Gerçek Ben, her şeyi bilir, her şeyi anlar. Mekânı, Tanrının nûrani tahtı olan, kalbidir.
Gerçek Ben, ancak kalbin arınması yoluyla bulunabilir. İnsan kalbindeki bu Ben, kişinin bedeninin ve ha¬yatının sahibidir. Bilge kişi, ölümsüz ve mutluluk olan bu Varlığı, düşünce kudretinin aydınlattığı bir zihin vasıtasıyla tanıyabilir.
Kişisel Ben ile evrensel Benin aynı Varlık olduğu idrak edildiği zaman, kalbindeki cehalet düğümü çözülmüş, bütün şüpheler ve yapılan işlerin bütün kötü sonuçları yok olmuştur.
Bölünmez bir olan Tanrı'nın mekânı, kalbidir. O, saf¬tır, nurların nurudur. Kendi gerçek Benini tanıyan kişiler, Ona ulaşırlar.
Onu aydınlatan Ona nûr veren, ne güneş, ne ay, ne yıldızlar ne de yeryüzünde yıkılan herhangi bir ateştir. O kendisi, her şeyi aydınlatan bir nurdur. Evrende var olan her şey, O'nun nurunu yansıtır.

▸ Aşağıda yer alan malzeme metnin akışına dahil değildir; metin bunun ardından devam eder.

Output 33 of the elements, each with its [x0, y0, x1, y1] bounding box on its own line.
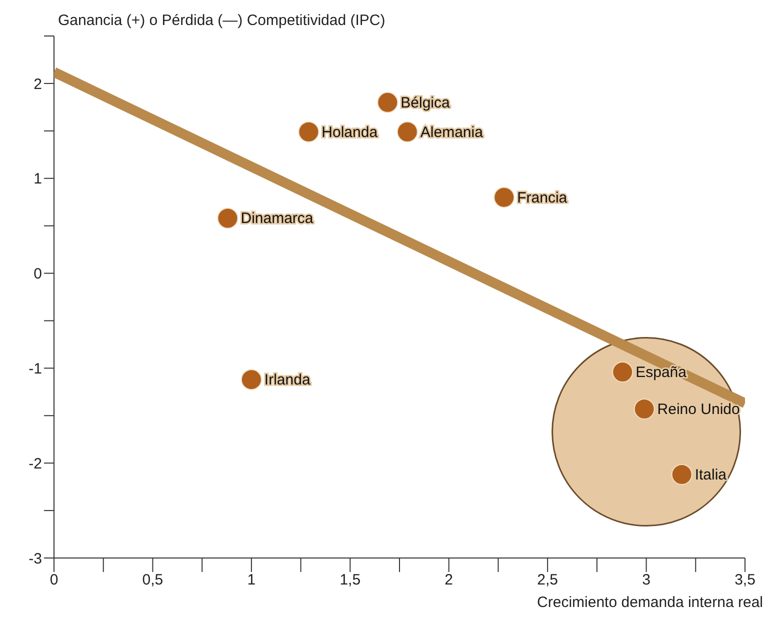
- point: [298, 121, 320, 142]
- annotation: Holanda: [322, 124, 378, 141]
- x-tick-label: 2: [444, 572, 454, 589]
- x-tick-label: 0,5: [142, 572, 164, 589]
- annotation: España: [636, 364, 688, 381]
- y-axis-title: Ganancia (+) o Pérdida (—) Competitividad (IPC): [58, 12, 386, 29]
- y-tick-label: 0: [34, 266, 42, 283]
- point: [612, 361, 634, 382]
- x-tick-label: 0: [50, 572, 58, 589]
- point: [634, 398, 655, 420]
- x-axis-title: Crecimiento demanda interna real: [537, 594, 763, 611]
- x-tick-label: 3: [642, 572, 650, 589]
- point: [377, 92, 398, 113]
- annotation: Irlanda: [264, 372, 311, 389]
- x-tick-label: 1,5: [340, 572, 361, 589]
- point: [396, 121, 418, 142]
- point: [671, 464, 692, 485]
- annotation: Italia: [694, 466, 728, 484]
- y-tick-label: -2: [28, 455, 42, 472]
- y-tick-label: -1: [28, 360, 42, 378]
- annotation: Alemania: [420, 124, 484, 141]
- x-tick-label: 3,5: [734, 572, 756, 589]
- point: [217, 208, 238, 229]
- annotation: Francia: [517, 189, 568, 206]
- point: [494, 186, 515, 208]
- annotation: Bélgica: [400, 94, 451, 112]
- y-tick-label: -3: [28, 550, 42, 568]
- x-tick-label: 1: [247, 572, 256, 589]
- y-tick-label: 2: [34, 76, 42, 93]
- y-tick-label: 1: [34, 170, 42, 188]
- annotation: Dinamarca: [240, 210, 314, 228]
- point: [240, 369, 262, 390]
- x-tick-label: 2,5: [537, 572, 558, 589]
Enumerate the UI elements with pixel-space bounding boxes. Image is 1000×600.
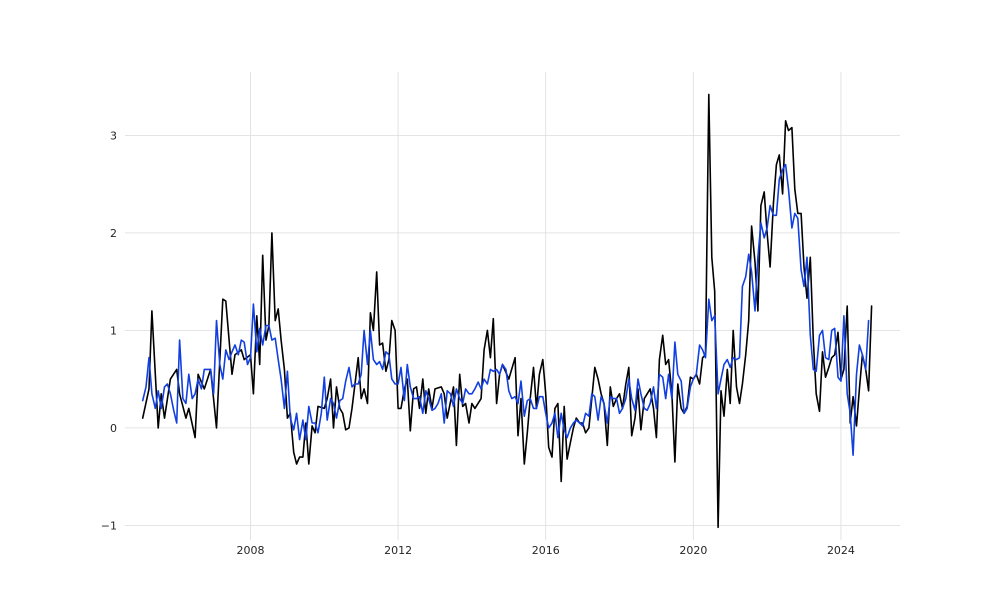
- x-gridlines: [250, 72, 842, 540]
- x-tick-labels: 2008 2012 2016 2020 2024: [236, 544, 854, 557]
- x-tick-label: 2008: [236, 544, 264, 557]
- series-layer: [141, 93, 873, 529]
- x-tick-label: 2024: [827, 544, 855, 557]
- x-tick-label: 2016: [532, 544, 560, 557]
- y-tick-label: 3: [110, 129, 117, 142]
- series-line-2: [141, 163, 870, 456]
- x-tick-label: 2020: [679, 544, 707, 557]
- y-tick-labels: −1 0 1 2 3: [101, 129, 117, 532]
- x-tick-label: 2012: [384, 544, 412, 557]
- y-tick-label: 2: [110, 227, 117, 240]
- y-tick-label: −1: [101, 519, 117, 532]
- y-tick-label: 1: [110, 324, 117, 337]
- y-gridlines: [125, 134, 900, 526]
- y-tick-label: 0: [110, 422, 117, 435]
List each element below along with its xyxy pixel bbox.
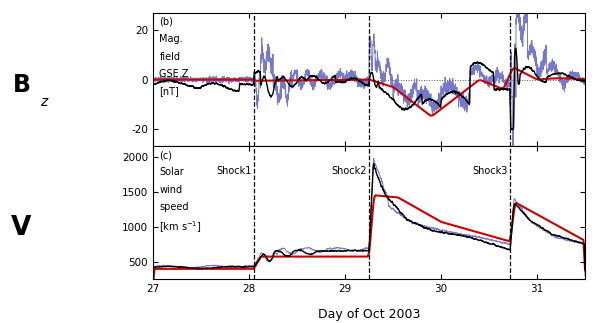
Text: wind: wind bbox=[160, 185, 182, 195]
Text: Mag.: Mag. bbox=[160, 34, 183, 44]
Text: (c): (c) bbox=[160, 150, 172, 160]
Text: Shock3: Shock3 bbox=[473, 166, 508, 176]
Text: $z$: $z$ bbox=[40, 95, 50, 109]
Text: Shock1: Shock1 bbox=[217, 166, 252, 176]
Text: (b): (b) bbox=[160, 17, 173, 27]
Text: [nT]: [nT] bbox=[160, 86, 179, 96]
Text: Day of Oct 2003: Day of Oct 2003 bbox=[318, 308, 420, 321]
Text: $\mathbf{B}$: $\mathbf{B}$ bbox=[12, 74, 30, 97]
Text: GSE Z: GSE Z bbox=[160, 69, 189, 79]
Text: Solar: Solar bbox=[160, 167, 184, 177]
Text: field: field bbox=[160, 52, 181, 62]
Text: [km s$^{-1}$]: [km s$^{-1}$] bbox=[160, 219, 202, 235]
Text: $\mathbf{V}$: $\mathbf{V}$ bbox=[10, 215, 32, 240]
Text: Shock2: Shock2 bbox=[332, 166, 367, 176]
Text: speed: speed bbox=[160, 202, 189, 212]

O her yerdedir. Önde, arkada, altta, yukarıda, sağda ve solda olan hep O'dur.
Kişisel Ben ile ölümsüz Ben, aynı ağaç üzerine evlerini kurmuş ve arkadaşlıkta ayrılmaz şekilde birbirlerine bağlanmış iki kuş gibidir. Kişisel Ben, bu ağacın acı ve tatlı meyvelerini tadar; ölümsüz Ben ise, bunları tadamaz, sadece sükûnet içinde seyreder.
İlâhi Ben ile aynı varlık olduğunu unutan kişisel Ben, ızdırabları nedeniyle şaşkın ve acınacak bir hâldedir. Ancak, kendisini ibadet ruhunu telkin eden ilâhi Ben olarak gördüğü zaman, bütün ızdırablardan kurtulur. Kişi, O'nunla aynı varlık olduğunu gördüğü zaman, dünyanın bütün pisliklerinden arınmış, iyinin ve kötünün bütün zıtlıkların ötesine ulaşmıştır.